Let’s face it: You’re probably not as interested in what Tenet’s about (time travel; or, time-inversion to be specific) or how Tenet looks (slick, clean, stylish) as you are in what it’s like to sit in a communal space for 150 minutes with strangers and not thinking about them coughing. Honestly, it’s not that bad. Everyone wears masks, and your nearest stranger is well over six feet away. And unlike watching movies in 2012, in the aftermath of the Aurora theater shooting, fears of vulnerability and exposure evaporate pretty quickly.
But Tenet is not relaxing. The world feels pretty chaotic these days. Here, it’s worse. From the opening siege to the climactic battle, with time moving forward and backward simultaneously, Tenet puts its foot on the gas and keeps it there. There are some meandering jet-setting moments, but the tension never lets up. It’s like a James Bond movie, without the silly parts, or a Batman movie sans brooding. The villain is a Russian arms dealer (Kenneth Branagh) who subscribes to the adage: If I can’t have you, no one can. A sentiment he extends to both his wife (Elizabeth Debicki) and the world. His plan for enforcing both is ridiculously complicated and childishly simple.
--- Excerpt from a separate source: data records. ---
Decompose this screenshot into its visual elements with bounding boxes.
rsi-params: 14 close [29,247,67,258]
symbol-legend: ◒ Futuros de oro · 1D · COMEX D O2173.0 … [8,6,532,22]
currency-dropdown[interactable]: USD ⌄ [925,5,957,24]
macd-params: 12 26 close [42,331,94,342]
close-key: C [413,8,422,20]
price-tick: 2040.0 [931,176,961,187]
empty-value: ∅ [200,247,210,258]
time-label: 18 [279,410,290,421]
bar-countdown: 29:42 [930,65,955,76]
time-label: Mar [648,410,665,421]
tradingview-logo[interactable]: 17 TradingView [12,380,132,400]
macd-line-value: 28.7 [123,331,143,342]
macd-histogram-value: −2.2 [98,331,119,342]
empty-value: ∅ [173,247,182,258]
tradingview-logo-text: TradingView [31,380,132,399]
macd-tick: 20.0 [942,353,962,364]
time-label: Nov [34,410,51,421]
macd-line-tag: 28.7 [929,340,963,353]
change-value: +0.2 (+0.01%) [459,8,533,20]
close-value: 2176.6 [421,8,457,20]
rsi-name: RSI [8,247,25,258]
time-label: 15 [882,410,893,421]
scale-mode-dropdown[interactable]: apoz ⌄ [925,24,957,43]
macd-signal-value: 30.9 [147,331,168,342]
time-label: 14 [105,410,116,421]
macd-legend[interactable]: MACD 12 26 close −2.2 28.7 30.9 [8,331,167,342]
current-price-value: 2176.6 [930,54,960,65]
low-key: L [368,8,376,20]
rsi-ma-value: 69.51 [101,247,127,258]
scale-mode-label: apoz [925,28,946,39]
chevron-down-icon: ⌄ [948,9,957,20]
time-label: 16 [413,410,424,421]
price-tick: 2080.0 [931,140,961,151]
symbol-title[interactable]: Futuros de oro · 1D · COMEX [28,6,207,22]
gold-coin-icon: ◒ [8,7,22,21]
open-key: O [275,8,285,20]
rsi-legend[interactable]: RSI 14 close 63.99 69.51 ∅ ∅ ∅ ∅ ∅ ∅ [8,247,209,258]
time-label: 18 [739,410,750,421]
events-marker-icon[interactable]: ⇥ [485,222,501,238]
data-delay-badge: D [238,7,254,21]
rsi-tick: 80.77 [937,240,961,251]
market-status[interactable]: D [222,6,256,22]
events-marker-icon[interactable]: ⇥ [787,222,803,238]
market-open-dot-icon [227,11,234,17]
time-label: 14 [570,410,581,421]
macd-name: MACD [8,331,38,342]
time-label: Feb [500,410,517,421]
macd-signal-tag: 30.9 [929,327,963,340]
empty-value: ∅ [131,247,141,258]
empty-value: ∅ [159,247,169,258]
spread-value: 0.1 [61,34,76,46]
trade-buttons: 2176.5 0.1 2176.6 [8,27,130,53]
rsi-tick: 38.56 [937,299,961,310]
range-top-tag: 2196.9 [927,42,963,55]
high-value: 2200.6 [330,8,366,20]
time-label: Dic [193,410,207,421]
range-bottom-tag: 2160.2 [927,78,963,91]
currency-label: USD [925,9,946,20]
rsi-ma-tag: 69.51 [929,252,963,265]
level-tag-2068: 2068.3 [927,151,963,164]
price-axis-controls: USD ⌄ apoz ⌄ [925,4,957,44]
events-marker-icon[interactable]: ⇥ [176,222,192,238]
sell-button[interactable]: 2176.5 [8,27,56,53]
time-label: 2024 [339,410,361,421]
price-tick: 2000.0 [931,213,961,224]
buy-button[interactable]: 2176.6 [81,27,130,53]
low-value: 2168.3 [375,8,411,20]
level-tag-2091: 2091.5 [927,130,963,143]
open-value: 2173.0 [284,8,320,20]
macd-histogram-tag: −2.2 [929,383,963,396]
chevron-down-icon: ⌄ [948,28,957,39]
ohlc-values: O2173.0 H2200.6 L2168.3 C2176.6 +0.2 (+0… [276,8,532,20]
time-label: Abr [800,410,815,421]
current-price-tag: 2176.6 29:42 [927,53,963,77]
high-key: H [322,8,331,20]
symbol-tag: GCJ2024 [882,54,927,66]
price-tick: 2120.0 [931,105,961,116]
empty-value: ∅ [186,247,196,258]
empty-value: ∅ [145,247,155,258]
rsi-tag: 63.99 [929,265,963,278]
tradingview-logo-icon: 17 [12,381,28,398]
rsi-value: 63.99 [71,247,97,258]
Like the rest of Nolan’s oeuvre, Tenet is meant to be seen, re-seen, picked apart and put back together again. He’s cultivated a career of puzzle box films, and the discussions surrounding Memento, The Prestige and Inception were just as good as the movies themselves. They prove that audiences do go for thinking summer blockbusters, and in a normal summer, Tenet might have accomplished the same. But there’s nothing normal about 2020. There were about 10 or so people at the Sunday screening I attended, and none of them were chitchatting before or after the movie. No lingering discussions in the lobby, no crosstalk in the bathroom.
Maybe in a couple of years, we’ll revisit Tenet’s simplification of protagonists and antagonists, dissect Nolan’s meta-cinematic approach to storytelling, praise Robert Pattinson’s perfectly calibrated performance, and wonder why a movie studio hasn’t already fashioned a Bond-esque franchise for Washington to anchor. We’ll leave all those for another day. For now, we’ll just marinate in the fact that theatergoing is back, and it feels really, really odd.